Revenue from sale of goods is recognised when all the significant risks and rewards of ownership in the goods are

transferred to the buyer as per the terms of the contract, there is no continuing managerial involvement with the

goods, the amount of revenue can be measured reliably and it is probable that future economic benefits will flow

to the entity and specific criteria have been met for each of the activities of the Group. This generally happens upon

dispatch of the goods to customers, except for export sales which are recognised when significant risk and rewards

are transferred to the buyer as per the terms of contract.

Revenue from services is recognised in the accounting period in which the services are rendered.

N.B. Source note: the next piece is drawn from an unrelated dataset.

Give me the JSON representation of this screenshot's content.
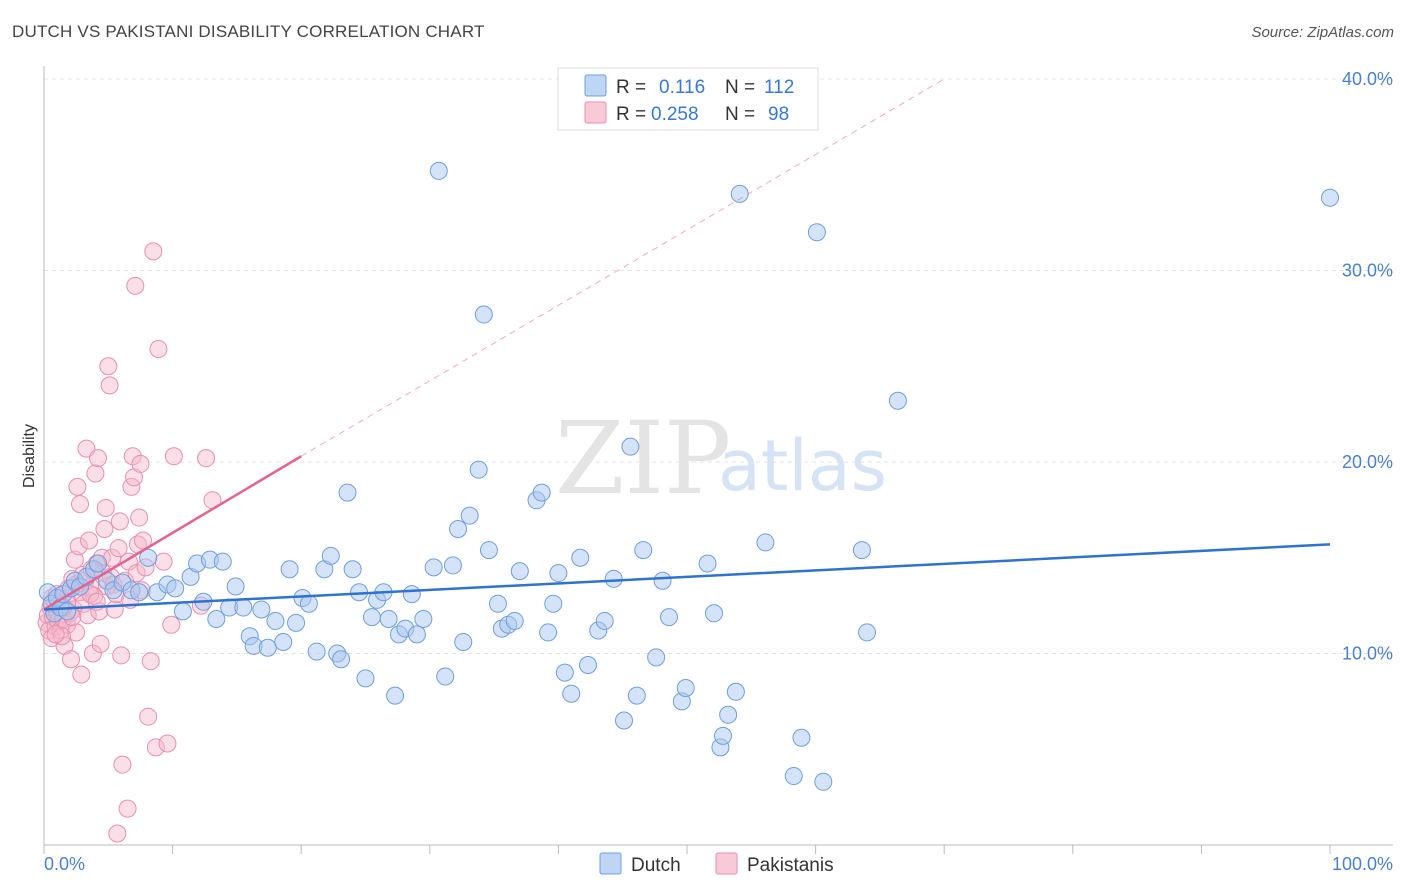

ii) Measurement of revenue:

Revenue is measured at the fair value of the consideration received or receivable, after the deduction of any trade

discounts, volume rebates and any taxes or duties collected on behalf of the Government which are levied on sales

such as Sales Tax, Value Added Tax, etc. Revenue includes excise duty as it is paid on production and is a liability of the

manufacturer, irrespective of whether the goods are sold or not. Discounts given include rebates, price reductions and

other incentives given to customers. The Group bases its estimates on historical results, taking into consideration the

type of customer, the type of transaction and the specifics of each arrangement. Accumulated experience is used to

estimate and provide for the discounts and returns. The volume discounts are assessed based on anticipated annual

purchases. No element of financing is deemed present as the sales are made with a credit term which is consistent

with market practice.

e) Income taxes:

The income tax expense or credit for the period is the tax payable on the taxable income of the current period based on the

applicable income tax rates adjusted by changes in deferred tax assets and liabilities attributable to temporary differences

and unused tax losses.

The current income tax charge is calculated on the basis of the tax laws enacted or substantively enacted at the end of

the reporting period. Minimum Alternate Tax (‘MAT’) under the provisions of the Income Tax Act, 1961 is recognised as

current tax in the Statement of Profit and Loss. The credit available under the Act in respect of MAT paid will be recognised

as an asset only when and to the extent there is convincing evidence that the entity will pay normal income tax during the

period for which the MAT credit can be carried forward for set- off against the normal tax liability. Such asset is reviewed

at each Balance Sheet date. The Management periodically evaluates positions taken in tax returns with respect to situations

in which applicable tax regulation is subject to interpretation. It establishes provisions where appropriate on the basis of

amounts expected to be paid to the tax authorities.